According to the Halifax, property prices in the UK rose by 0.6% last month which more or less wiped out the previous months decline of 1%, while property prices fell by 1.8% during the three months to January compared to the same period a year ago.
However if you had read an earlier report on Reuters, then you would have seen that the Nationwide released data showing house prices declining by 0.2%, which is a difference of 0.8% between the two major lenders. The average price of a home is now £160,907, but overall house prices have remained more or less steady since last spring. Mortgage payments are currently at their lowest level for 14 years, mainly thanks to low interest rates, and an improvement in employment levels have also helped support the demand.

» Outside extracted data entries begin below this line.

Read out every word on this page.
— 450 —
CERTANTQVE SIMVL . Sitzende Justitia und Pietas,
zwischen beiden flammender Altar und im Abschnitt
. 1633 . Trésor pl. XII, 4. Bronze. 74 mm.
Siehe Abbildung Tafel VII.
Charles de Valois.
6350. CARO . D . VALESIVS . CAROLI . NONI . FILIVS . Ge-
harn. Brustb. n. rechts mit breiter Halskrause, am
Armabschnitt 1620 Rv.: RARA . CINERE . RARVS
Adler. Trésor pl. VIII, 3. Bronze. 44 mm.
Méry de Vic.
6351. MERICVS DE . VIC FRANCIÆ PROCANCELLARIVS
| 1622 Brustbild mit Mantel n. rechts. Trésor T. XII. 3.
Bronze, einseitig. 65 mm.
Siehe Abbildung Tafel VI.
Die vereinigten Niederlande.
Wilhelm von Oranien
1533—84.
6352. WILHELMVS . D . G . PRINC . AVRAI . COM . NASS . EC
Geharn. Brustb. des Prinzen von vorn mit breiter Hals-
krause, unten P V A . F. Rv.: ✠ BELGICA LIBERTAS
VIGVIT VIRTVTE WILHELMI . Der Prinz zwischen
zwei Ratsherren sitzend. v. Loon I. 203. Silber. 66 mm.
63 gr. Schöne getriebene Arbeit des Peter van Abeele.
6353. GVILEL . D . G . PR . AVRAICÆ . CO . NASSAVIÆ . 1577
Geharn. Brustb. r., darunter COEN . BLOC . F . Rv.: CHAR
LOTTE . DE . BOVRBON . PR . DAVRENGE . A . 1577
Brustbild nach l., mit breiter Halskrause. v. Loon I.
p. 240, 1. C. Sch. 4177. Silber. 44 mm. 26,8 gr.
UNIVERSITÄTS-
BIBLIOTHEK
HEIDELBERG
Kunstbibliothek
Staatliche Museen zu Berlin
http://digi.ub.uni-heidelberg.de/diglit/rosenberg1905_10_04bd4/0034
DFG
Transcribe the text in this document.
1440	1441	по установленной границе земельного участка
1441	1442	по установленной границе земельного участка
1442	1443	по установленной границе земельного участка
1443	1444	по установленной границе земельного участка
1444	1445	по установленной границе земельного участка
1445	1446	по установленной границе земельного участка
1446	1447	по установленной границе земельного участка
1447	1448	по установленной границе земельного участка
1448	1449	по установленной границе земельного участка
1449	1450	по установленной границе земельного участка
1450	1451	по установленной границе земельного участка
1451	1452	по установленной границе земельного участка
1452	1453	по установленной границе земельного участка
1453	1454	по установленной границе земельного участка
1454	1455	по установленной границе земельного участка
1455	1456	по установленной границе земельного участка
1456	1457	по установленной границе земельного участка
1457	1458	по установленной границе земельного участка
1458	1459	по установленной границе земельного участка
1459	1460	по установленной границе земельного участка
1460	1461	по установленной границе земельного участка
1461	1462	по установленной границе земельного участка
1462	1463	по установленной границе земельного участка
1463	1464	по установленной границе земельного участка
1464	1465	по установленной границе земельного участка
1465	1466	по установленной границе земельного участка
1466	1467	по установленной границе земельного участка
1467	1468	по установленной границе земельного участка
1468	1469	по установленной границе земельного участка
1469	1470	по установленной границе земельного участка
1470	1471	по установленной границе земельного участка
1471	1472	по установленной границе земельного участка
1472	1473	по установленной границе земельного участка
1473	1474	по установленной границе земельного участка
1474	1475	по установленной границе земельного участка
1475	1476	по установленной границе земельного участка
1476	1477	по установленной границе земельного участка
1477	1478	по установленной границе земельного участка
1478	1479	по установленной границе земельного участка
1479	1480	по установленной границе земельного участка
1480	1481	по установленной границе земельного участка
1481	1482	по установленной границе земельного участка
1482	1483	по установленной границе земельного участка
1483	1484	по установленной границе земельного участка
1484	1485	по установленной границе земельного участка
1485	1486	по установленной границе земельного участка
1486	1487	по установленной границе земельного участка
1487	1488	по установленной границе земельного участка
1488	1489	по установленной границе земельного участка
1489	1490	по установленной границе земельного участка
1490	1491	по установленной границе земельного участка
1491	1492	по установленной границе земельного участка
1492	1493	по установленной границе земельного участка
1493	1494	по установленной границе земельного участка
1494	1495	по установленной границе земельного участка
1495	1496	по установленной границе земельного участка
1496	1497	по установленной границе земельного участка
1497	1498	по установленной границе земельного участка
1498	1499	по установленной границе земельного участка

Britain's property market is normally a major force behind much of the country's consumer spending, but has remained flat since the financial crisis. Most economists expect it to hold steady this year provided the economy doesn’t worsen. However the market is still being constrained by lack of funding, with many suitable applicants being turned down. First-time buyers are now making down payments of 20% or more whereas in 2008 10% was the average. Although it is possible to find mortgages which require lower deposits, the interest rates offered tend to be far less favorable. Looking on the brighter side, it does cost far less to service mortgages now with average payments costing 31% of take-home pay compared to 46% in 2008.
So is it worth paying much attention to data released by these lenders? The answer is probably yes as they do give at least some indication of what is happening, and there will always be some margin of difference, but it is difficult to know how much the figures are skewed, especially as the London real estate market continues to outperform the rest of the country.